Part of the challenge lions face is that when they venture outside national parks, they may kill livestock and come into conflict with humans, Pimm said.
Lovejoy said he was optimistic that sufficient public pressure will build for U.S. officials to take action. The officials will decide within a year whether to list African lions as endangered.
“This is something the public can easily get,” he said, adding that lions are the kind of “animal cracker animals” everyone has revered since childhood.
The study does not, however, answer one of the central questions federal officials must answer: whether trophy hunting helps or undermines the species’ ultimate survival.
Jeff Flocken, Washington office director of the International Fund for Animal Welfare, said Americans are responsible for importing 64 percent of the lions hunted for sport in Africa, and that the practice destabilizes prides.

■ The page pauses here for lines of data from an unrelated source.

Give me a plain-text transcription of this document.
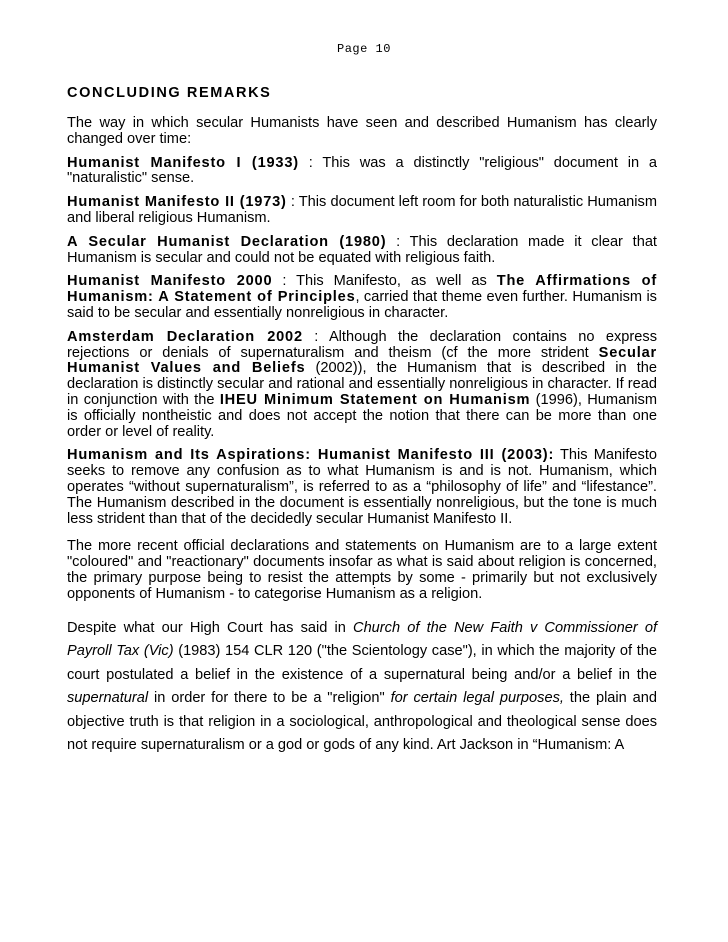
Page 10
CONCLUDING REMARKS

The way in which secular Humanists have seen and described Humanism has clearly changed over time:

Humanist Manifesto I (1933) : This was a distinctly "religious" document in a "naturalistic" sense.

Humanist Manifesto II (1973) : This document left room for both naturalistic Humanism and liberal religious Humanism.

A Secular Humanist Declaration (1980) : This declaration made it clear that Humanism is secular and could not be equated with religious faith.

Humanist Manifesto 2000 : This Manifesto, as well as The Affirmations of Humanism: A Statement of Principles, carried that theme even further. Humanism is said to be secular and essentially nonreligious in character.

Amsterdam Declaration 2002 : Although the declaration contains no express rejections or denials of supernaturalism and theism (cf the more strident Secular Humanist Values and Beliefs (2002)), the Humanism that is described in the declaration is distinctly secular and rational and essentially nonreligious in character. If read in conjunction with the IHEU Minimum Statement on Humanism (1996), Humanism is officially nontheistic and does not accept the notion that there can be more than one order or level of reality.

Humanism and Its Aspirations: Humanist Manifesto III (2003): This Manifesto seeks to remove any confusion as to what Humanism is and is not. Humanism, which operates “without supernaturalism”, is referred to as a “philosophy of life” and “lifestance”. The Humanism described in the document is essentially nonreligious, but the tone is much less strident than that of the decidedly secular Humanist Manifesto II.

The more recent official declarations and statements on Humanism are to a large extent "coloured" and "reactionary" documents insofar as what is said about religion is concerned, the primary purpose being to resist the attempts by some - primarily but not exclusively opponents of Humanism - to categorise Humanism as a religion.

Despite what our High Court has said in Church of the New Faith v Commissioner of Payroll Tax (Vic) (1983) 154 CLR 120 ("the Scientology case"), in which the majority of the court postulated a belief in the existence of a supernatural being and/or a belief in the supernatural in order for there to be a "religion" for certain legal purposes, the plain and objective truth is that religion in a sociological, anthropological and theological sense does not require supernaturalism or a god or gods of any kind. Art Jackson in “Humanism: A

But hunting groups such as Safari Club International, and some environmental organizations, say a trophy ban could have unintended consequences.
Luke Hunter, president of the wild cat conservation group Panthera, said even though he finds lion hunting “ridiculous and abhorrent, as a scientist I have to ask myself whether it can be a tool for conservation.”
While current studies suggest African lion hunting “is unsustainable,” Hunter added, ending it could accelerate the large-scale land conservation that poses the greatest threat to lions. “The danger is you stop that revenue stream, all those areas are up for grabs.”